Europe in Autumn, Europe at Midnight, and Europe in Winter, by Dave Hutchinson.

These three books form three quarters of a near future science fiction sequence about European borders, smuggling, pocket-universes, and skullduggery. Each book stands alone despite taking place in a shared future and featuring overlapping sets of characters. Each book has the overpowering richness of a novel written by a short story writer, from which it is saved by also having the pacing of a spy thriller. I’ve heard it described as the love-child of John Le Carré and China Miéville, and although I usually despise that kind of description-by-comparison, it is surprisingly apt in this case.

The Tortilla Curtain, by T.C. Boyle.

A novel about two couples whose lives violently intersect: a pair of undocumented immigrants trying to survive by wild-camping while they scrounge for work, and two upper-middle-class U.S. citizens living in a gated community where their shallow liberalism is being undermined by peer pressure and self-interest. It hurts and feels true.

The Blue Angel, by Francine Prose.

A novel about a creative writing professor at a small New England college who develops an extremely improper crush on one of his students — old ground for a literary novel in every respect. Ultimately it becomes a college sexual harassment novel, and it provoked a lot of critical disagreement as to what Francine Prose’s point about sexual harassment was, exactly. (Does a novel that provokes moral reflection automatically have a moral message?) Before it becomes a sexual harassment novel, however, it’s also a novel about the secret, the treasure of good writing.

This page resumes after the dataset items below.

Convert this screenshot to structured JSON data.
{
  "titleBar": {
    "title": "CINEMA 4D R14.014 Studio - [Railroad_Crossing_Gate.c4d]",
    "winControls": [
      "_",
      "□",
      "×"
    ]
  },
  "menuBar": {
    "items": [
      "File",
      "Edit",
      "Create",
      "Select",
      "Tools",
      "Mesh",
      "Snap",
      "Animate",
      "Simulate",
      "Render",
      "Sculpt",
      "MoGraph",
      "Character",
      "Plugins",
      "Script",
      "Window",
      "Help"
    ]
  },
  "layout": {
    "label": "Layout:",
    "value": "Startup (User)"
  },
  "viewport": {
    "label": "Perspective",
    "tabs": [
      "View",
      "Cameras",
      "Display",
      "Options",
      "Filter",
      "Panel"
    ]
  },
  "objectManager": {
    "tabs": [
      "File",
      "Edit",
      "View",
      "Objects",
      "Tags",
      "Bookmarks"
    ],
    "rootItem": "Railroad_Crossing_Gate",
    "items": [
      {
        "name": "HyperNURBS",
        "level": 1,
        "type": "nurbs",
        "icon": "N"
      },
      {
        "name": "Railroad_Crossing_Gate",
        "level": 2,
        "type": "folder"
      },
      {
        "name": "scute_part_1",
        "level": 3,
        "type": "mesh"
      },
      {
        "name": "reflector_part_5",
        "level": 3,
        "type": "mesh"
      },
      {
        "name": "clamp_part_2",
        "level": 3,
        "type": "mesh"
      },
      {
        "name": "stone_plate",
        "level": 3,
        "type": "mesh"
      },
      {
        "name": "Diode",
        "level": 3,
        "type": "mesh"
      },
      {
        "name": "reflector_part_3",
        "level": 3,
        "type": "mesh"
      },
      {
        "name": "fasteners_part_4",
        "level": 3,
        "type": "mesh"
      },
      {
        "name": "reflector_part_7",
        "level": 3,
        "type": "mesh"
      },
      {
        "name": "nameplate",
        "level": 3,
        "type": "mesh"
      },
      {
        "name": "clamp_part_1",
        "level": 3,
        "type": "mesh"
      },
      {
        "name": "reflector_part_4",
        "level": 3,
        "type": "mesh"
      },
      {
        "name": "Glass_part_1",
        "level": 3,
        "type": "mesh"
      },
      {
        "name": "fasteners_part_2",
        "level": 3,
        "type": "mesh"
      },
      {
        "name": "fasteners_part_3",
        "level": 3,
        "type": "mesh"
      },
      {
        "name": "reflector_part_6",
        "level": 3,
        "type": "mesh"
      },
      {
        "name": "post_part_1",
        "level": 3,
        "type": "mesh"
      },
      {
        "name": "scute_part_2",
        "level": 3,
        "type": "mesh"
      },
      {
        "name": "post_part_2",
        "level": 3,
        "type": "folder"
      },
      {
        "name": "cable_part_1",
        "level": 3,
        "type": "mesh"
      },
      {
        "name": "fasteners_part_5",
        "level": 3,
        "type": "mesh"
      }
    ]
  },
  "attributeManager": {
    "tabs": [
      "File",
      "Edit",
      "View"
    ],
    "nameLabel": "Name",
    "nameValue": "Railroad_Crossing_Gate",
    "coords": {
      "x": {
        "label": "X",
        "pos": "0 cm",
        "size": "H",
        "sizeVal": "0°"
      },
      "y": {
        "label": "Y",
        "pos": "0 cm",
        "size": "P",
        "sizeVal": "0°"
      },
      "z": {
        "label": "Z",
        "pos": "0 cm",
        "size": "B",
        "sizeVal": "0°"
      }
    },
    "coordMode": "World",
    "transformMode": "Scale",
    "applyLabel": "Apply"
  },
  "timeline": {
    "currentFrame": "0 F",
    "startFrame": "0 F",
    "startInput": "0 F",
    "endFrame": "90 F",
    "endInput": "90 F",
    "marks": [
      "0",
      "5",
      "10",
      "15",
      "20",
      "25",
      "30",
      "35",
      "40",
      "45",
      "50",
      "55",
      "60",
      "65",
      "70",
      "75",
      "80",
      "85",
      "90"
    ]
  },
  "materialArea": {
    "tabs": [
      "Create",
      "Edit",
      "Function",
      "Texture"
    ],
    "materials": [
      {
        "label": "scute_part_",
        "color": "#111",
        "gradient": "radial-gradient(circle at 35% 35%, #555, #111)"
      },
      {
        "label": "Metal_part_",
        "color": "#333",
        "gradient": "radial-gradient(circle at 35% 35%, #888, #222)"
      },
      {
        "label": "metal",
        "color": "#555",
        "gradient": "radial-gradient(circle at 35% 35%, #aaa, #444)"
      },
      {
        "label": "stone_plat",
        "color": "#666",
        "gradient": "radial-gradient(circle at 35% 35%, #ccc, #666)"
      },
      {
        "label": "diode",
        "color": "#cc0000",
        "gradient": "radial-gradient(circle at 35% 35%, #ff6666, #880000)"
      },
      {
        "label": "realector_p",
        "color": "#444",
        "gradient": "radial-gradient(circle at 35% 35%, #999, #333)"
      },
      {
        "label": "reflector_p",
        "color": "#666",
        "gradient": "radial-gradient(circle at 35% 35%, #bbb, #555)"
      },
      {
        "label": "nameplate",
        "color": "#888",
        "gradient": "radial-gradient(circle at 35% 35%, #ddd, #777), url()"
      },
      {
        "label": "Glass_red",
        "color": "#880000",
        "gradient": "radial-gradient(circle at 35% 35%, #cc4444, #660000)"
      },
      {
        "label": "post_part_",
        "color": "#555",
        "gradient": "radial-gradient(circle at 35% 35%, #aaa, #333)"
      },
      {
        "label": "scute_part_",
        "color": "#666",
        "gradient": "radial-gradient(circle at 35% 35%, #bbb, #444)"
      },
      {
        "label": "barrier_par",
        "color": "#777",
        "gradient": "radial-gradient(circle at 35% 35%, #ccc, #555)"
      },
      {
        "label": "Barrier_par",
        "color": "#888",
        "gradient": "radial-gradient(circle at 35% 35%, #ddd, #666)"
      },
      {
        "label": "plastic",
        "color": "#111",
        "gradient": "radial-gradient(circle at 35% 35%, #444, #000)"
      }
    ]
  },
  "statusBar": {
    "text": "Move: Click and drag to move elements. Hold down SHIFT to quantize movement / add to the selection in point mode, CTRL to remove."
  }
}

The Sound of the Mountain, by Yasunari Kawabata (trans. Edward Seidensticker).

A terse, painterly novel about an old man with memory problems feebly dealing with the bad marriages of his two children. It reads like an oblique psychodrama punctuated by nature poetry — unlike anything I’ve encountered, and deeply beguiling. Also, like seemingly half the 20th century Japanese novels I have read, one of its subplots concerns the old man falling in love with his daughter-in-law. This must have been a prominent dramatic situation in a society of multi-generational housing, paper thin walls, and filial piety.

A Cathedral of Myth and Bone, by Kat Howard.

A short story collection by a fantasist, heavily featuring Arthurian and Roman Catholic themes, figures, and situations, re-imagined as feminist urban fantasy. Six years ago, reading one of the stories collected here when it was first published in Clarkesworld — “The Saint of the Sidewalks” — reignited my childhood desire to write speculative fiction, a desire which has recently blossomed into the beginnings of a career. I have nothing but good to say about Howard.

The Bad Side of Books, by D.H. Lawrence.

At long last an in-print compilation of Lawrence’s non-fiction to replace the out-of-print collection entitled Phoenix. I’m reviewing it at length for LARB, so I won’t say much here, except to note that the pieces were chosen by Geoff Dyer and really illustrate the very worst and the very best of Lawrence: and the very worst is terrible (windy gender essentialist metaphysics, racism, eugenicism, lazy editorializing, and sheer overpowering tedium), and the very best is excellent (some of the most living descriptions of nature and human life in English, incredible perceptiveness about the work of others, a compelling defense of the autonomy of literature, unflagging stylistic originality).


As you can see, it was a relatively meager month of reading, thanks to a good deal of exhausting travel and a fair amount of sickness that kept my nose out of books and into tissues. Next month, which I will be lucky to spend in proximity to several very good libraries, promises to be much richer.